Thursday, October 20, 2011

Waiting For An Army To Die - Redux

http://www.truth-out.org/scorched-earth-legacies-chemical-warfare-vietnam/1318963345
"Scorched Earth: Legacies of Chemical Warfare in Vietnam"
by Fred A. Wilcox
Seven Stories Press (2011)

"Waiting for an Army to Die: The Tragedy of Agent Orange"
by Fred A. Wilcox
Seven Stories Press, Second Edition (2011)

Fifty years ago, while President Kennedy deliberated waging a sweeping herbicide warfare campaign in Vietnam, Rachel Carson may well have been scrutinizing the galley proofs of "Silent Spring," a book Kennedy would soon read and respect. The biologist painstakingly amassed evidence that widespread aerial spraying with toxic insecticides and herbicides constituted a "peacetime" war on nature and human health.

Her electrifying treatise nailed the agricultural industrial complex - pesticide industries and the gaggle of research scientists, government bureaucrats and Congressionals tethered to the industry - for collusion in a chemical assault on nature and public health.

A firestorm ensued. The industry threatened to sue Carson's publisher; their hacks peddled sexist depictions of Carson and satires of "Silent Spring." A tempest of Congressional hearings and citizen lawsuits over DDT pesticide excoriated the pesticide industry and government complicity, provoked immense national debate and launched the modern environmental movement. As Fred Wilcox bitingly observes, though, in "Waiting for an Army to Die," this domestic outbreak of public debate, regulatory action and civic activism against our pesticide-drenched model of agriculture did not stymie the executive decision to wage and sustain massive chemical warfare in Vietnam for nearly ten years.

The most hazardous of the chemicals sprayed in Vietnam was Agent Orange, an equal mixture of the herbicides 2,4,5-T and 2,4-D, contaminated during the manufacturing process with the dioxin TCDD, arguably the most toxic small molecule known. First researched for use as warfare agents in World War II, the herbicides were given a post-war makeover for domestic use on brush and weeds in forests, agriculture, pasturelands and suburban yards. In 1961, they became the dominant weapon of choice to defoliate rainforest, mangroves and food crops over one-seventh of the land area of South Vietnam and parts of Laos and Cambodia. Wartime herbicide production spurred an accelerated manufacturing process, a haste which increased industry profits - while it also knowingly magnified the dioxin content and herbicide toxicity in Agent Orange manyfold.
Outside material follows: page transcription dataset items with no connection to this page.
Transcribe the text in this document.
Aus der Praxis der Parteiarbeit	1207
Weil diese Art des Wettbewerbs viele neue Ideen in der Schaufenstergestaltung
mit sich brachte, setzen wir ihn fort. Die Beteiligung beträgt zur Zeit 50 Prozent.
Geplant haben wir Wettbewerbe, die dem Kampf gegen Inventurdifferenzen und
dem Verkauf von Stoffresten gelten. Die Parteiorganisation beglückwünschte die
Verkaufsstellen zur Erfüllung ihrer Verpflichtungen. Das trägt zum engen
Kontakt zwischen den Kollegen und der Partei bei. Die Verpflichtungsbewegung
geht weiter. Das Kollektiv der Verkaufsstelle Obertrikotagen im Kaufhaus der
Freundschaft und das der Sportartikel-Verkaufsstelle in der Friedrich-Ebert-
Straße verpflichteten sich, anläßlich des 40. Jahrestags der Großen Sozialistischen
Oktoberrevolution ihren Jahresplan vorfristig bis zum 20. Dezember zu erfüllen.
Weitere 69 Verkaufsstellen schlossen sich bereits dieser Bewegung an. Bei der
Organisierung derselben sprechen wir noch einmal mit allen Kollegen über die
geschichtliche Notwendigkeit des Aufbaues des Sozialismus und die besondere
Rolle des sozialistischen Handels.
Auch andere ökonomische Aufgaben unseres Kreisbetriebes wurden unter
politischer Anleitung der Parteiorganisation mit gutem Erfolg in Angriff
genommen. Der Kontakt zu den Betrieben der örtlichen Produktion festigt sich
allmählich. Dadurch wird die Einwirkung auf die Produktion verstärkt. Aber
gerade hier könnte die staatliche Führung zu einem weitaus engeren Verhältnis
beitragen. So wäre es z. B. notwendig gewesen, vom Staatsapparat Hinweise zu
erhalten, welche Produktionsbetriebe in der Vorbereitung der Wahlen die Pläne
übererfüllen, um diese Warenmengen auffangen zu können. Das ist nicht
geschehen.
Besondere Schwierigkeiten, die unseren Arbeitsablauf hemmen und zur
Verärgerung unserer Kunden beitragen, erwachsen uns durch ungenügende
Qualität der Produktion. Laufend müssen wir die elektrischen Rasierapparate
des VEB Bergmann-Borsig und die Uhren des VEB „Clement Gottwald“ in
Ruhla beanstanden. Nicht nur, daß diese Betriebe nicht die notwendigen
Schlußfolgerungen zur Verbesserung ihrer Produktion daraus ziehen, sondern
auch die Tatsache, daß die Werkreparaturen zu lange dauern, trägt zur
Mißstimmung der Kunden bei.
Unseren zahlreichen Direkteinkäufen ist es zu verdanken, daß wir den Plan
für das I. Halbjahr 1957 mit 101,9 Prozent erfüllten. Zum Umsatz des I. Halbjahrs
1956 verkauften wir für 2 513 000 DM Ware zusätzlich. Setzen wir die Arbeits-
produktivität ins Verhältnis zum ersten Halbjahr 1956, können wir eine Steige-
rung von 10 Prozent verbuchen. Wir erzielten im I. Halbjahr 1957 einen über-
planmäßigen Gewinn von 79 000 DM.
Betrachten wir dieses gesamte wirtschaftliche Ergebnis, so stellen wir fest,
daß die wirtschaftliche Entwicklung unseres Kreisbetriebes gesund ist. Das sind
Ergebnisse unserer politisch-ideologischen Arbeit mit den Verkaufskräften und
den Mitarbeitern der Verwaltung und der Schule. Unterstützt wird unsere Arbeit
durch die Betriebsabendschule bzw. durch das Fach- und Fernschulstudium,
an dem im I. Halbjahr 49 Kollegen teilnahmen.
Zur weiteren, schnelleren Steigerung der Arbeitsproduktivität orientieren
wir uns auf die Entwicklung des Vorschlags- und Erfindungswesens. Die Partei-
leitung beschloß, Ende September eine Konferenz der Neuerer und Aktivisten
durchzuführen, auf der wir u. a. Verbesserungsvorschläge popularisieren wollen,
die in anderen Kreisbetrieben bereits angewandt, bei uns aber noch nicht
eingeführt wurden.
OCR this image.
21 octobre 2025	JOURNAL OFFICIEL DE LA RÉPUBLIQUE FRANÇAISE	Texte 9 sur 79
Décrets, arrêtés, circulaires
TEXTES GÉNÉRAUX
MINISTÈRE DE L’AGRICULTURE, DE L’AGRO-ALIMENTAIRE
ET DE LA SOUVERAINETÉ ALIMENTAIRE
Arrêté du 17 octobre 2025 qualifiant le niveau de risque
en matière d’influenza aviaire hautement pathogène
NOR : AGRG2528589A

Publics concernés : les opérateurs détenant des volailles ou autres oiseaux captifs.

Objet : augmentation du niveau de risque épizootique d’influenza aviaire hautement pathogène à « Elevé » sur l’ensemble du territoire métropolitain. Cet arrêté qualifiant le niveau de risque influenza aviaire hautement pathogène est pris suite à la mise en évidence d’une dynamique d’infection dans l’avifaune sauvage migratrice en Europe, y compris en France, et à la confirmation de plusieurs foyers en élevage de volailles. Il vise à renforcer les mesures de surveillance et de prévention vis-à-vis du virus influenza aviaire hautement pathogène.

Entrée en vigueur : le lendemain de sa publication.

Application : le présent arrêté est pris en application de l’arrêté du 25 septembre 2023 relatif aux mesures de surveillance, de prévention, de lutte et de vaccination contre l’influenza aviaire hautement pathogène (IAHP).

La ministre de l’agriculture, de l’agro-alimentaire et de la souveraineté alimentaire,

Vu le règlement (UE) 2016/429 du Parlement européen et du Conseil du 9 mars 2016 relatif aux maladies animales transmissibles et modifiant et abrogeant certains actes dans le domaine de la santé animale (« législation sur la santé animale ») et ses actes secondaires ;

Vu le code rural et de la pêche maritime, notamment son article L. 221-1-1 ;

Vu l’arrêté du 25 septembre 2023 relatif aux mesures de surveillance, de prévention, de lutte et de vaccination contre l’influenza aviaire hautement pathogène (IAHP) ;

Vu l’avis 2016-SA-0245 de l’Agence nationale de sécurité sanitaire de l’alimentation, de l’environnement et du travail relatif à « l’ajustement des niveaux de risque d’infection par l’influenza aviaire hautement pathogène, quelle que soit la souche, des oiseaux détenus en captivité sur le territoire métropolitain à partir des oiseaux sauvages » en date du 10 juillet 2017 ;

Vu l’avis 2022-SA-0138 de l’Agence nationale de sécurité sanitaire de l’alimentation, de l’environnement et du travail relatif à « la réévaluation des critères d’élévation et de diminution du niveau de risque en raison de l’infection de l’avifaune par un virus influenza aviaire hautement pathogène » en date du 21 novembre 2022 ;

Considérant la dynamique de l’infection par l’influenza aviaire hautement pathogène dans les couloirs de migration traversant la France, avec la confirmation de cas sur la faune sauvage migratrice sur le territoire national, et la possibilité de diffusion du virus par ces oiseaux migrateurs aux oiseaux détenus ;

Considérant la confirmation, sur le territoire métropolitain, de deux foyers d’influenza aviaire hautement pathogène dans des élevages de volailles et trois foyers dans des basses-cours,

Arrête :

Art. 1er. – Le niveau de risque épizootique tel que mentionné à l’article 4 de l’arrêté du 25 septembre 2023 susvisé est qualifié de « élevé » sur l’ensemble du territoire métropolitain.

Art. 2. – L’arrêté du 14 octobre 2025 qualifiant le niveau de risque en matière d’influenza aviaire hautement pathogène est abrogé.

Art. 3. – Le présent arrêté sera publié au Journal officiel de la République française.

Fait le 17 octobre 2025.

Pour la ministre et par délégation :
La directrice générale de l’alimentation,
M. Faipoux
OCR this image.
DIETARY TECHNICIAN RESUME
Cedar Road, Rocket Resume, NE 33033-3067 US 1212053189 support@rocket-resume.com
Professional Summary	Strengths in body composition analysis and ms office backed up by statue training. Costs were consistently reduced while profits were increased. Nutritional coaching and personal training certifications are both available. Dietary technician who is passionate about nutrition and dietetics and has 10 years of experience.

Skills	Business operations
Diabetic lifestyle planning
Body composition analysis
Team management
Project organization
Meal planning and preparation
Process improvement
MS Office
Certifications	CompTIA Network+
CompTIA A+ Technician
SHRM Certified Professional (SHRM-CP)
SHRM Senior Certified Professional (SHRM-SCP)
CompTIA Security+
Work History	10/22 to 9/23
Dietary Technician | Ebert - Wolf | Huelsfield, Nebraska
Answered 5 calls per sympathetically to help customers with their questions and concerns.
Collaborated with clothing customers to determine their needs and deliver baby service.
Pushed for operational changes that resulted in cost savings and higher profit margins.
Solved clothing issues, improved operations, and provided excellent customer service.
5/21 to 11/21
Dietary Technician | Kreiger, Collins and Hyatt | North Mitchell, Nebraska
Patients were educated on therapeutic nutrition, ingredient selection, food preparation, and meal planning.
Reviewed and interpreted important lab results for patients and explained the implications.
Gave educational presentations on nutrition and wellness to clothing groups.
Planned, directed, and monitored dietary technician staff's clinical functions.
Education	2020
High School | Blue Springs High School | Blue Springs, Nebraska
In "Waiting for an Army to Die," the author forcefully illustrates that wartime and peacetime uses of herbicides are two sides of the same coin. He recounts the stories of Vietnam veterans exposed to Agent Orange and also of Oregon mothers, Arizona potters, and others living near sprayed public lands, all of whom were suffering from a plague of cancers, nervous system effects, miscarriages and birth disorders of their children. In this eminently compassionate and politically astute book, reissued with a new introduction 22 years after the first edition, Wilcox takes us inside the tragic, yet gutsy lives of young, working-class vets who were left to die by "government stonewalling, bureaucratic shell games and the contempt of multinational corporations." Their resolve to win just, respectful medical treatment and disability payment from the Veterans Administration (VA) in the face of stigmatization as neurotic, substance-abusing, mental cases is nothing short of heroic.

"Waiting for an Army to Die" is an unblinking high beam focused on the VA's heartless, obstacle-laden treatment of Vietnam veterans. But Wilcox also highlights a few noble people within an otherwise obstructive medical system, whose stories of courage and altruism relieve the callous betrayal of these veterans poisoned by their country. ("Sprayed and Betrayed" as the vets put it). One is a lower-level employee, Maude DeVictor, in the Benefits Division of the Chicago VA regional. On her own initiative, she collected personal data from clients seeking benefits - Vietnam vets, their wives and their widows - about their exposure to Agent Orange, health effects and reproductive history. When directed by her supervisor to cease her data collection, she turned the results over to the local media. DeVictor's pluck in the face of a punitive bureaucracy is one of numerous chinks in the VA's armored resistance to acknowledging the toxicity of Agent Orange and to undertaking independent scientific studies of Agent Orange exposure illnesses.

The other human face of this ruinous chemical warfare on a rural country's ecosystem and people is that of more than three million Vietnamese war victims of Agent Orange and the three generations of children born since with horrific birth defects and disabilities. Wilcox tells their tragic yet dogged story in a newly published companion book, "Scorched Earth: Legacies of Chemical Warfare in Vietnam." Again, with compassion and an unflinching investigation into the multigenerational Agent Orange victims, he constructs a cogent moral case for compensation by the United States. Read separately, but more so together, the books' core contribution is that they do not let us leave the toxic legacy of the Vietnam War behind us as we wage new wars with new chemicals.